Watching Hulu’s latest science fiction drama, Utopia Falls, feels like tripping headfirst into the young adult shelf at your local bookstore. The heroes are teens—spunky, rebellious teens even. They live in a futuristic utopia (or is it a dystopia?). The entirety of their short lives has been leading up to this moment, which is a sort of selection process, a great sorting. The Chosen Ones are then thrust into a competition their whole world will watch. It’s a great honor to be chosen. Everyone says so. That is, until the teens begin to doubt the premise of the game and the society that conceived it. Eventually, they must rebel. Except this time, the revolution is hip-hop.

Utopia Falls is a little bit Hunger Games and a little bit American Idol. To locate it even more precisely within the genre, the show is exactly what it would be like if Panem’s politely grim District 13 put on an annual talent show. Every year in the city of New Babyl, the last living colony on a postapocalyptic Earth, a handful of musically gifted 16-year-olds are chosen to represent their districts in a competition called The Exemplar. The acceptable forms of talent are limited: a modern dance/ballet hybrid, or big showy ballads about how grateful they are to their founder, who led citizens to New Babyl after a tech-fomented disaster they refer to as “the Great Flash.”

Everyone sticks to the program until two of the Exemplars stumble upon a mysterious archive of forbidden, ancient information. From the first rhyme—It was all a dream, I used to read Word Up! magazine—they’re entranced by hip-hop. The archive, which is voiced by none other than Snoop Dogg himself, is only too happy to continue their musical education. When they try to bring their newfound passion to the Exemplar competition, they find themselves dissidents. “We embrace diversity. It’s our strength,” the flamboyantly villain-haired Authority Phydra tells them. “But personal expression is something else. It fosters disharmony.”

Hulu touts Utopia Falls as “the first-ever sci-fi hip-hop television series.” That’s more than likely true. Everything about the show suggests great ambition. It might have the ingredients of Hunger Games or Divergent, but it also aims to be something different—something a bit more nuanced than the standard YA story. It’s very high-concept: Its themes bounce from censorship to racism and classism to diversity to criminal justice reform to expression and art to dissention and protest. It has over a dozen named characters, two love triangles, two major parental identity twists, and a musical’s worth of songs and choreography packed into 10 episodes, and it all (almost) makes sense.

If you’re over the age of 13, you’ll probably find that, at times, Utopia Falls is fondue-pot levels of cheesy. Sometimes it’s so sincere it hurts. It doesn’t let you infer that free expression and self celebration is freedom in a society that prizes conformist harmony—it just tells you so. The show’s other struggle (besides the actors’ uneven ability to deliver campy dialog in a believable fashion) is its speed-blurred world-building. There’s an awful lot of throat clearing in the first episode, but you’re still left with questions. Exactly when is this? What are the rules? Fashion seems to be forbidden, but home decoration is not, and the Authorities are allowed pompadours that would make Snooki jealous. Why is hip-hop banned when other forms of music and dance aren’t just permitted but are central to New Babyl’s culture?
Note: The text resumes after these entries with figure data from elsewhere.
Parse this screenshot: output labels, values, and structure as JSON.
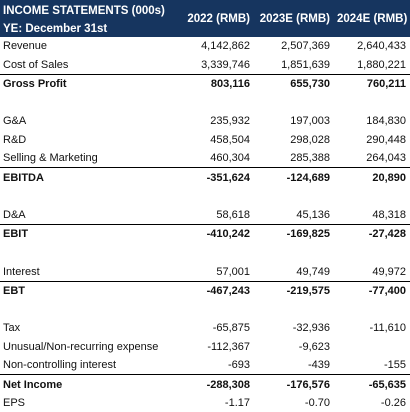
{
  "header": {
    "title": "INCOME STATEMENTS (000s)",
    "subtitle": "YE: December 31st",
    "columns": [
      "2022 (RMB)",
      "2023E (RMB)",
      "2024E (RMB)"
    ]
  },
  "colors": {
    "header_bg": "#16355f",
    "header_text": "#ffffff",
    "line": "#000000"
  },
  "rows": [
    {
      "label": "Revenue",
      "values": [
        "4,142,862",
        "2,507,369",
        "2,640,433"
      ]
    },
    {
      "label": "Cost of Sales",
      "values": [
        "3,339,746",
        "1,851,639",
        "1,880,221"
      ]
    },
    {
      "label": "Gross Profit",
      "values": [
        "803,116",
        "655,730",
        "760,211"
      ],
      "bold": true
    },
    {
      "spacer": true
    },
    {
      "label": "G&A",
      "values": [
        "235,932",
        "197,003",
        "184,830"
      ]
    },
    {
      "label": "R&D",
      "values": [
        "458,504",
        "298,028",
        "290,448"
      ]
    },
    {
      "label": "Selling & Marketing",
      "values": [
        "460,304",
        "285,388",
        "264,043"
      ]
    },
    {
      "label": "EBITDA",
      "values": [
        "-351,624",
        "-124,689",
        "20,890"
      ],
      "bold": true
    },
    {
      "spacer": true
    },
    {
      "label": "D&A",
      "values": [
        "58,618",
        "45,136",
        "48,318"
      ]
    },
    {
      "label": "EBIT",
      "values": [
        "-410,242",
        "-169,825",
        "-27,428"
      ],
      "bold": true
    },
    {
      "spacer": true
    },
    {
      "label": "Interest",
      "values": [
        "57,001",
        "49,749",
        "49,972"
      ]
    },
    {
      "label": "EBT",
      "values": [
        "-467,243",
        "-219,575",
        "-77,400"
      ],
      "bold": true
    },
    {
      "spacer": true
    },
    {
      "label": "Tax",
      "values": [
        "-65,875",
        "-32,936",
        "-11,610"
      ]
    },
    {
      "label": "Unusual/Non-recurring expense",
      "values": [
        "-112,367",
        "-9,623",
        ""
      ]
    },
    {
      "label": "Non-controlling interest",
      "values": [
        "-693",
        "-439",
        "-155"
      ]
    },
    {
      "label": "Net Income",
      "values": [
        "-288,308",
        "-176,576",
        "-65,635"
      ],
      "bold": true
    },
    {
      "label": "EPS",
      "values": [
        "-1.17",
        "-0.70",
        "-0.26"
      ]
    }
  ]
}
Still, there’s a lot that’s smart and interesting in between whiffs of confusion and fromage. Snoop Dogg manages to be extra charming even as a disembodied voice and is a nice tonal counterweight to the ultra-serious teenagers. In general, the actors are very successful in reacting to hip-hop like aliens who have just landed on Earth. While it’s not initially clear why hip-hop is unlawful, it is an excellent choice as Utopia Falls’ musical centerpiece. Its beats are immediately infectious and a joy to move to, and the characters’ happiness in hearing it seems so real you might find it jumping through the screen. Its messages—the yearning, the highs and lows of success, oppression, rebellion—suit the show and its genre perfectly. After the glossy stiffness of New Babyl, some Biggie and Kendrick Lamar is everything the characters and viewers could want. (That said, if you don’t already enjoy hip-hop, this one isn’t for you.)